An agent will represent a player, handle paperwork and usually look after the legal aspects of their career, allowing the player to focus on playing and doing their best on the virtual field of play.

They will aim to do whatever’s in the player’s best interests – and will usually take a commission on deals and contracts secured.

Some agencies may also act as personal assistants to the players, managing their schedules, such as booking accommodation and travel for promotional activities. Others will handle a brand or player’s image or arrange commercial partnerships on their behalf.

Good agents will also help the player transition to another role after their career as a pro player is over. They may also handle some elements of life coaching, events and marketing and PR.


What skills are required?

Player agents will need to have strong negotiation, networking and communication skills. Like sales people and recruiters, they will need to have a knack for building relationships with key stakeholders.

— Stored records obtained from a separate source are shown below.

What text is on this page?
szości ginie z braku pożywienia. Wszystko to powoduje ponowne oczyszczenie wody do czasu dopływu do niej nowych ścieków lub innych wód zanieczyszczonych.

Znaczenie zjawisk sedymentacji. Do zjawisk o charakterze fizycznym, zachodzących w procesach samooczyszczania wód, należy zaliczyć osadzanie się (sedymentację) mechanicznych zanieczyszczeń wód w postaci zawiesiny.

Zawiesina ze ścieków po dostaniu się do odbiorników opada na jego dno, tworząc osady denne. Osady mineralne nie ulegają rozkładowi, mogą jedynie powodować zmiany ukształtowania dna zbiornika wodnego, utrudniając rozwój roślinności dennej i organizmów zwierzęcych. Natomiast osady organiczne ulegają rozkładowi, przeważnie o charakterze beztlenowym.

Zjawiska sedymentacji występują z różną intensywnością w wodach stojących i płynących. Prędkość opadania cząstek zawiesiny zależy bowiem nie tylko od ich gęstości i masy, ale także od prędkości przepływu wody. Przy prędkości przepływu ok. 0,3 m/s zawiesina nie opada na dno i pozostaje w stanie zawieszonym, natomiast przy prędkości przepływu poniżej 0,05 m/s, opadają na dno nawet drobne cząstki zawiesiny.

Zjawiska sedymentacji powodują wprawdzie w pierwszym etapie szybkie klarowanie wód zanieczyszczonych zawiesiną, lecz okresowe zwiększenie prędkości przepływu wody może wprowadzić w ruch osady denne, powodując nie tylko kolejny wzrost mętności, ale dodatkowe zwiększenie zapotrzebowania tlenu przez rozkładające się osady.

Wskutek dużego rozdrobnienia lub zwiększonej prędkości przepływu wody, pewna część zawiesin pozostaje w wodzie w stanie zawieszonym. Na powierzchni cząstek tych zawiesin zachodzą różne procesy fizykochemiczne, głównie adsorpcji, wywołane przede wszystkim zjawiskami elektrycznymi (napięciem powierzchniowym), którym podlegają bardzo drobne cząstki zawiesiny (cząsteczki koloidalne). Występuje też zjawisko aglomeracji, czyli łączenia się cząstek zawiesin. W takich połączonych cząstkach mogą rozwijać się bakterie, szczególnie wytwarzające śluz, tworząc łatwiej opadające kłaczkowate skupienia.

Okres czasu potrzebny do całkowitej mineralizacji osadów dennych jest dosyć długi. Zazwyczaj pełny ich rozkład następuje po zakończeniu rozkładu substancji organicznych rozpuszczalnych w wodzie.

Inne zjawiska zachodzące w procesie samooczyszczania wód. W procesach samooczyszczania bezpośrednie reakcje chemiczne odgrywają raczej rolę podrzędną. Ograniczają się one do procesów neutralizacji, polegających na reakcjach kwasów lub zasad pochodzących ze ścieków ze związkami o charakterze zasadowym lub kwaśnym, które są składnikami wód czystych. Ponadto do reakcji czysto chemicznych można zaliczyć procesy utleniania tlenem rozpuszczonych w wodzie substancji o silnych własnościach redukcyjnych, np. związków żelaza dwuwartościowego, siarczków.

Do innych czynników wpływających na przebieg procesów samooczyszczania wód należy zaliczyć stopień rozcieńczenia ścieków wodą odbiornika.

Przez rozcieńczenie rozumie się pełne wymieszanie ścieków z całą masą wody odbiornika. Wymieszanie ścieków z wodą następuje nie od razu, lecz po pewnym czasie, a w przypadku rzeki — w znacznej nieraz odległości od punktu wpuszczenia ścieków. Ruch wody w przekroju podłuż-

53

Agents must be skilled at selling the players they represent, and showing to teams and partners why the player deserves a good deal.

They will also often be well versed in contract law and other legal areas of employment. Because of this, some legal firms will have agencies and offer player representation.

Of course, player agents will also need a good reputation and understanding of the esports industry, along with a solid contacts book.

A degree of outside-the-box thinking and the ability to come up with fresh solutions is also required. For example, if an agent believes their player is worth more than a team is willing to pay, they may negotiate other incentives such as optional extras and individual performance-based bonuses over a certain time.


Hours and salary

Agents will often work around the clock for their clients, so as such this is not a usual 9 to 5 type job, and is difficult to state a specific wage.

While there are more agencies emerging within esports, there are also self-employed agents, who probably won’t receive a regular wage, but will get paid once they have secured a deal or a contract for the player(s) they represent.

Agents may also receive revenues based on royalties or performance/time-based bonuses mentioned above.

In other sports, it’s not unusual for agents to receive hundreds of thousands of pounds for each player they represent, and in football this can stretch into the millions. While esports is not yet in this same region, it’s certainly growing.